Introducing lockdown a week earlier would have reduced the UK’s coronavirus death toll by at least half, according to Professor Neil Ferguson.
Prof Ferguson, who was one of the government’s key scientific advisers when lockdown was imposed on 23 March, said scientists underestimated how far the epidemic had spread in the weeks beforehand.
He told MPs on Wednesday: “The epidemic was doubling every three to four days before lockdown interventions were introduced.
“So had we introduced lockdown measures a week earlier, we would have reduced the final death toll by at least a half.”

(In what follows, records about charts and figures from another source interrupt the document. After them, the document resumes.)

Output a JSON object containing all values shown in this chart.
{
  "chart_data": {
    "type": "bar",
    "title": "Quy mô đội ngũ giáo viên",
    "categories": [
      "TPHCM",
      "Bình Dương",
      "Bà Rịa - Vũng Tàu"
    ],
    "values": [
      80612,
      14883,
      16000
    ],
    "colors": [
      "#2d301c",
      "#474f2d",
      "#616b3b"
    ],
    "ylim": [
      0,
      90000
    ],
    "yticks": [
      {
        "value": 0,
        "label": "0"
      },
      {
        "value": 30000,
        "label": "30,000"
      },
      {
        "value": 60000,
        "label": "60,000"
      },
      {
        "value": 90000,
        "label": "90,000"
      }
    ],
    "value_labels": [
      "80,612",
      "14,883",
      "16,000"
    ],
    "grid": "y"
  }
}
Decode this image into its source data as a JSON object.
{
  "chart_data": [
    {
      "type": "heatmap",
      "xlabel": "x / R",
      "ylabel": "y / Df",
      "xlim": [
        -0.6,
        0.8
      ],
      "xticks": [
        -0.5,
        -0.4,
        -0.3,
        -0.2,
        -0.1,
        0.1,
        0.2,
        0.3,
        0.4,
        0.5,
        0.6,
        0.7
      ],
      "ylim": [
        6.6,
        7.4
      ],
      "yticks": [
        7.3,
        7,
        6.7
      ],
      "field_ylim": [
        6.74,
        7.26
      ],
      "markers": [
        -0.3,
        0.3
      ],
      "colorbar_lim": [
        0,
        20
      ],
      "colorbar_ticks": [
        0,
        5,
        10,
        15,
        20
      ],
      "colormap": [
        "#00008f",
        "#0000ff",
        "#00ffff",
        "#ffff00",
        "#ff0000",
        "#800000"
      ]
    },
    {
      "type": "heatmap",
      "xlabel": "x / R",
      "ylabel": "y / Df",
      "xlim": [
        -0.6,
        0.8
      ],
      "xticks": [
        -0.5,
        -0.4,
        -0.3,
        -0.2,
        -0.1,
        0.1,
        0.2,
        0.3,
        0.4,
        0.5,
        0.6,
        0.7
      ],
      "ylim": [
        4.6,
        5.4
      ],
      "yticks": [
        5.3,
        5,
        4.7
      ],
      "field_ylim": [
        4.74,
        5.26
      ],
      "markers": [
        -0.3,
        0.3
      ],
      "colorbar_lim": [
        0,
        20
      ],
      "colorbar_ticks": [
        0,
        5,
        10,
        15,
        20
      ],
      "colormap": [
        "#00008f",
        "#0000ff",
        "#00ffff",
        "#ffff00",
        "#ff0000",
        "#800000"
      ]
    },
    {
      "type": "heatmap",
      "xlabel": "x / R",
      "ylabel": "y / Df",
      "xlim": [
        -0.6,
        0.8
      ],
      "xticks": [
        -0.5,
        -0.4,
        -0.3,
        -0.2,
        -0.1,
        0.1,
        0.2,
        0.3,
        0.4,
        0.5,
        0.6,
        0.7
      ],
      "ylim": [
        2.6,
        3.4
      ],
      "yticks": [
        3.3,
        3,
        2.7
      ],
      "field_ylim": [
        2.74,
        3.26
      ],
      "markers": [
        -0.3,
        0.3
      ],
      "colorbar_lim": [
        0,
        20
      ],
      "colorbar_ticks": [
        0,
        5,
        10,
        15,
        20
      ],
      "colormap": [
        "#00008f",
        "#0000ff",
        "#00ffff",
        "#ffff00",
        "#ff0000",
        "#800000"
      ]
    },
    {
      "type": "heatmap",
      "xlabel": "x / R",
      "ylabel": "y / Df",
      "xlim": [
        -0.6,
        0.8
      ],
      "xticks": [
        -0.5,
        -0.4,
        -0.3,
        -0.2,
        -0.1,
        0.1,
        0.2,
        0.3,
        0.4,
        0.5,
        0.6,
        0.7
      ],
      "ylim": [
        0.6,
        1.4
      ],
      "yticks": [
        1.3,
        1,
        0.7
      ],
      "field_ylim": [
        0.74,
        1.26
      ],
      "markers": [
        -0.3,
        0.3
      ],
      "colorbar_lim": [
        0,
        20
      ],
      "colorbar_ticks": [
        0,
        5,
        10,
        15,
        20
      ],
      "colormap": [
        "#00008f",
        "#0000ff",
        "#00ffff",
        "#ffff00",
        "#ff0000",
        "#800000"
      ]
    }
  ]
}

However, Prof Ferguson – who last month resigned from his advisory role after it emerged he had breached lockdown rules to see his “married lover” before meetings between members of different households were permitted – said that based on what was known about transmission and fatalities at the time, the measures were warranted.
However, he reinforced his point that had they been introduced earlier, there would have been fewer deaths.
The UK currently has the second highest COVID-19 death toll – 40,883 as of Tuesday – in the world.
The prime minister, chief medical officer Professor Chris Whitty and chief scientific adviser Sir Patrick Vallance were all asked about Ferguson’s comments at the daily press coronavirus press conference on Wednesday.
Prof Whitty and Sir Vallance said lessons would have to be learned from the response to the pandemic.
Johnson did not directly answer Ferguson’s claims.
Prof Whitty said he regretted the ways the UK had carried out testing at the beginning, saying: “If I was to play things again.. I think that's the one thing we would have put more emphasis on at an early stage.”
He added the country was not at the end of the crisis but in the middle of it.
Appearing before the House of Commons science and technology committee, Prof Ferguson was asked what lessons could be learned.
He said: “Focus on where transmission is happening is absolutely critical for coming out of lockdown.
“We want to be in a position where we can identify clusters of infections very rapidly and impose locally targeted interventions.
“For multiple reasons, we weren’t in a position to do that in March. We didn’t have the testing, or the understanding of transmission.
“But we are in a better basis to do it now.”